Recently I attended the Cooperative Baptist Church of North Carolina’s General Assembly. I was honored to receive the Randall and Lou Lolley Scholarship for my theological education at Duke Divinity School. But I couldn’t help but feel more than just a scholarship recipient smiling on stage. I felt transformed.
The theme this year was transforming together. In my own life I have gone through a personal transformation denominationally speaking. Had you told me two years ago when I first started working for a Baptist church that I would be ordained by that congregation I would have laughed; I was a die-hard Methodist ready to make his mark on the little Baptist church in the mountains. Little did I know they’d leave their mark on me. Little did I know I would be transformed.
I have wrestled with my calling, with my identity, with what it means to be a Christian and a minister. I have served and failed, I have served and found joy. All in First Baptist Church of West Jefferson’s loving arms. I have found that I have capabilities that can only be God-given, and I have found that I have faults that need to be addressed. That’s what transformation does, it reveals to us our best and our worst, and ultimately God is working in it all.

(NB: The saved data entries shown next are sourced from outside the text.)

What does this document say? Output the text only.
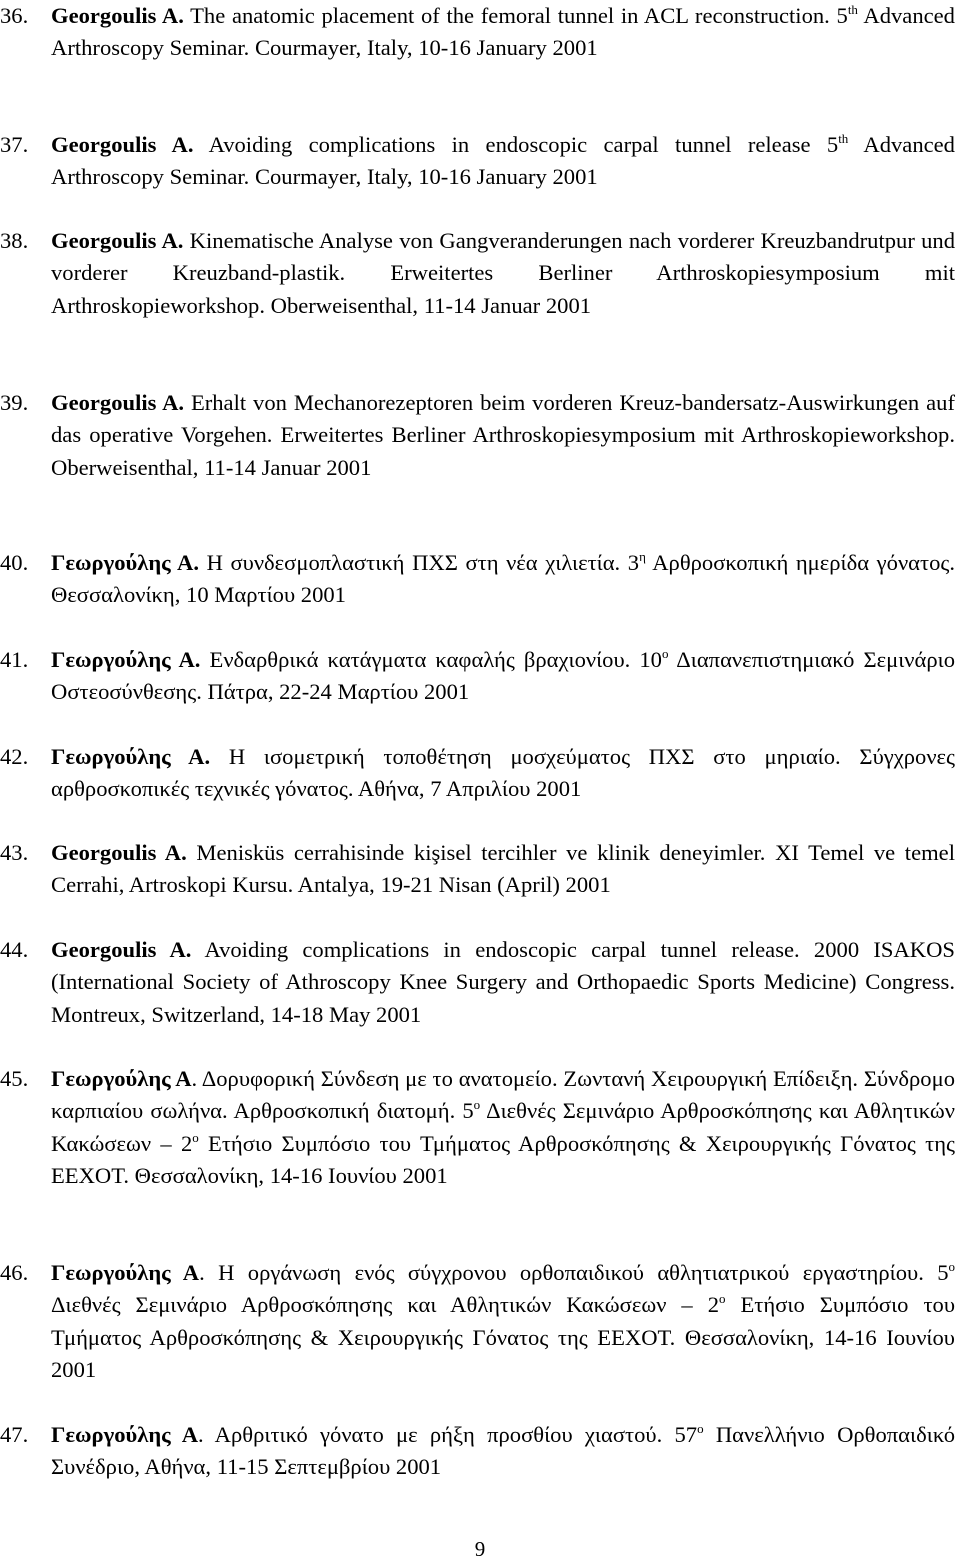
36.	Georgoulis A. The anatomic placement of the femoral tunnel in ACL reconstruction. 5th Advanced Arthroscopy Seminar. Courmayer, Italy, 10-16 January 2001
37.	Georgoulis A. Avoiding complications in endoscopic carpal tunnel release 5th Advanced Arthroscopy Seminar. Courmayer, Italy, 10-16 January 2001
38.	Georgoulis A. Kinematische Analyse von Gangveranderungen nach vorderer Kreuzbandrutpur und vorderer Kreuzband-plastik. Erweitertes Berliner Arthroskopiesymposium mit Arthroskopieworkshop. Oberweisenthal, 11-14 Januar 2001
39.	Georgoulis A. Erhalt von Mechanorezeptoren beim vorderen Kreuz-bandersatz-Auswirkungen auf das operative Vorgehen. Erweitertes Berliner Arthroskopiesymposium mit Arthroskopieworkshop. Oberweisenthal, 11-14 Januar 2001
40.	Γεωργούλης Α. Η συνδεσμοπλαστική ΠΧΣ στη νέα χιλιετία. $3^\eta$ Αρθροσκοπική ημερίδα γόνατος. Θεσσαλονίκη, 10 Μαρτίου 2001
41.	Γεωργούλης Α. Ενδαρθρικά κατάγματα καφαλής βραχιονίου. $10^o$ Διαπανεπιστημιακό Σεμινάριο Οστεοσύνθεσης. Πάτρα, 22-24 Μαρτίου 2001
42.	Γεωργούλης Α. Η ισομετρική τοποθέτηση μοσχεύματος ΠΧΣ στο μηριαίο. Σύγχρονες αρθροσκοπικές τεχνικές γόνατος. Αθήνα, 7 Απριλίου 2001
43.	Georgoulis A. Menisküs cerrahisinde kişisel tercihler ve klinik deneyimler. XI Temel ve temel Cerrahi, Artroskopi Kursu. Antalya, 19-21 Nisan (April) 2001
44.	Georgoulis A. Avoiding complications in endoscopic carpal tunnel release. 2000 ISAKOS (International Society of Athroscopy Knee Surgery and Orthopaedic Sports Medicine) Congress. Montreux, Switzerland, 14-18 May 2001
45.	Γεωργούλης Α. Δορυφορική Σύνδεση με το ανατομείο. Ζωντανή Χειρουργική Επίδειξη. Σύνδρομο καρπιαίου σωλήνα. Αρθροσκοπική διατομή. $5^o$ Διεθνές Σεμινάριο Αρθροσκόπησης και Αθλητικών Κακώσεων – $2^o$ Ετήσιο Συμπόσιο του Τμήματος Αρθροσκόπησης & Χειρουργικής Γόνατος της ΕΕΧΟΤ. Θεσσαλονίκη, 14-16 Ιουνίου 2001
46.	Γεωργούλης Α. Η οργάνωση ενός σύγχρονου ορθοπαιδικού αθλητιατρικού εργαστηρίου. $5^o$ Διεθνές Σεμινάριο Αρθροσκόπησης και Αθλητικών Κακώσεων – $2^o$ Ετήσιο Συμπόσιο του Τμήματος Αρθροσκόπησης & Χειρουργικής Γόνατος της ΕΕΧΟΤ. Θεσσαλονίκη, 14-16 Ιουνίου 2001
47.	Γεωργούλης Α. Αρθριτικό γόνατο με ρήξη προσθίου χιαστού. $57^o$ Πανελλήνιο Ορθοπαιδικό Συνέδριο, Αθήνα, 11-15 Σεπτεμβρίου 2001
9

You see, the idea of transforming together means that we are all changed. I’m reminded of the verse in Malachi: “For he is like a refiner’s fire and like fullers’ soap; he will sit as a refiner and purifier of silver, and he will purify the descendants of Levi and refine them like gold and silver, until they present offerings to the Lord in righteousness.” Refining and transforming aren’t the easiest business, and the Cooperative Baptist Fellowship as a whole knows this all too well. But one thing we do know is that transformation is worth it, because we maintain our integrity and our faith in the hope that Jesus offers us.
Every church and every denomination has the opportunity to transform. It is through transformation that we are given new life and resurrection. Give it a chance, allow God to work in your life and in the life of your church and there you will find the eternal grace of God. You will find the hope of transformation is intrinsic in the fabric of all that God gives us, that’s the point of our faith and the community we call church. Thanks be to God that we can transform together.